Exponential distribution models the waiting time until a rare event occurs (e.g. a light bulb fails).

\[ f(x; \lambda) = \begin{cases} \lambda e^{-\lambda t} & \text{for } t \geq 0 \\ 0 & \text{for } t < 0 \end{cases} \]
Poisson process models the number of rare events occurring in a given time interval.

\[ P\{X = k\} = \frac{\lambda^k}{k!} e^{-\lambda} \]

These two are closely connected.

Imagine a stream of random events happening at a rate (e.g. receiving emails).
Even if events are frequent over time, the probability of one in a very small instant is still small.
Therefore, Poisson processes are valid even for frequent events like emails.

Events arrive at times: \(T₁, T₂, T₃, ..., Tₙ\)
Define waiting times between events: \(W₁ = T₂ - T₁, W₂ = T₃ - T₂\), etc.
Each waiting time \(W_j\):
- Is independent
- Follows an Exponential(λ) distribution
- Where λ is the event rate (e.g. 5 emails per minute)
The waiting time (continuous) and the event count (discrete) are two sides of the same process.
A Poisson process unites these:
- Exponential gaps between events
- Poisson counts in intervals

Let emails arrive at a rate λ = 5 per minute

\[ P(T > t) = e^{-5t} \]

This comes from the exponential distribution.

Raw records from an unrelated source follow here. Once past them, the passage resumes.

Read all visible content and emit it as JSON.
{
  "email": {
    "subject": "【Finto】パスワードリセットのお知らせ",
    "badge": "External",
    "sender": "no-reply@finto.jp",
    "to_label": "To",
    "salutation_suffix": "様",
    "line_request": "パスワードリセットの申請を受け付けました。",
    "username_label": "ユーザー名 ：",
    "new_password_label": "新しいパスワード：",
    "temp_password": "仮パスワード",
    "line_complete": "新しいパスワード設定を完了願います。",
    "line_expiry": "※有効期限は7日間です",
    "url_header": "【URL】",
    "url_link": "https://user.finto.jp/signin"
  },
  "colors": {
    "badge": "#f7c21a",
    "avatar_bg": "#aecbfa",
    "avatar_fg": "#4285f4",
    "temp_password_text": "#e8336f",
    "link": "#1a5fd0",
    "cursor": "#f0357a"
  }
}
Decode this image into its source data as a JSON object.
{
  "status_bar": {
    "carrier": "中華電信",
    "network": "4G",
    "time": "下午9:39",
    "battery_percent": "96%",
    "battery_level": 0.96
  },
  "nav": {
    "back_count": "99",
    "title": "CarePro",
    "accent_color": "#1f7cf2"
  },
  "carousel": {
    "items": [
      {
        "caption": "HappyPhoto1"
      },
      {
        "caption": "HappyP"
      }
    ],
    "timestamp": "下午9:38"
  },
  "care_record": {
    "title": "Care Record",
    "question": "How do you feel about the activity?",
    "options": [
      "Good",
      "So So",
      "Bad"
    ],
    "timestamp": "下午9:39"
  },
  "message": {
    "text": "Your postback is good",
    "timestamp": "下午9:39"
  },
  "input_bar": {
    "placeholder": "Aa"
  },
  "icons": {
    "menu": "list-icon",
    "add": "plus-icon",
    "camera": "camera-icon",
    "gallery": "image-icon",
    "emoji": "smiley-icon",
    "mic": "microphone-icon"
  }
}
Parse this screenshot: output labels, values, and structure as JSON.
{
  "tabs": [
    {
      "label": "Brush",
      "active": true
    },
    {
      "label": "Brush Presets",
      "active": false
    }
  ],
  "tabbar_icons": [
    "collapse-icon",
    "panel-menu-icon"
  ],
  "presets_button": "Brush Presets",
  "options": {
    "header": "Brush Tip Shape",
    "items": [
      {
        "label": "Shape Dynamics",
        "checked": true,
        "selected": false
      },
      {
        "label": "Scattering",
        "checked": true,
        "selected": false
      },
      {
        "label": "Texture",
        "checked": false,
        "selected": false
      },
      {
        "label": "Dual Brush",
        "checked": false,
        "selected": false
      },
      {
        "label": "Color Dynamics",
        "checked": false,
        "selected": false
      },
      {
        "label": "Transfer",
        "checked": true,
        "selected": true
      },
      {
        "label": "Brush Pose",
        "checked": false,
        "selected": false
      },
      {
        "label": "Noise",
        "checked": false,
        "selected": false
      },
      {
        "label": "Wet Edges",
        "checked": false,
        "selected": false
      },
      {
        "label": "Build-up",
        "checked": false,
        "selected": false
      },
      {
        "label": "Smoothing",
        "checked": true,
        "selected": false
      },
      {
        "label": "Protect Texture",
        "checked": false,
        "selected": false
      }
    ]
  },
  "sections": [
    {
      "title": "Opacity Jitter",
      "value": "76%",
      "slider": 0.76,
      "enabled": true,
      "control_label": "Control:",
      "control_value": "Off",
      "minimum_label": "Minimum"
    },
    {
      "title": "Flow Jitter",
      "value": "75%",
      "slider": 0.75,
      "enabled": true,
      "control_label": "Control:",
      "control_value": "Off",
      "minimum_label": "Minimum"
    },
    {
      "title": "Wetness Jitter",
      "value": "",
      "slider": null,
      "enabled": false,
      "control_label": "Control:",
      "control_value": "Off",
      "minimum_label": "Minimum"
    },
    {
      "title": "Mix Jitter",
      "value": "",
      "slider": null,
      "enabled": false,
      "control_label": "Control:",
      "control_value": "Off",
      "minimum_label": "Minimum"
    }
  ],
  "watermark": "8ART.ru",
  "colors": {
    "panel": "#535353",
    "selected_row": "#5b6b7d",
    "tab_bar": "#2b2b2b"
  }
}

The longer you wait, the smaller the probability.

\[ P(K = 0) = \frac{(5t)^0 e^{-5t}}{0!} = e^{-5t} \]

This is from the Poisson distribution.

Same numerical result as Question 1.

\[ P(K = 1) = \frac{(5t)^1 e^{-5t}}{1!} = 5t \cdot e^{-5t} \]

This is 5t times more likely than zero emails, for small t.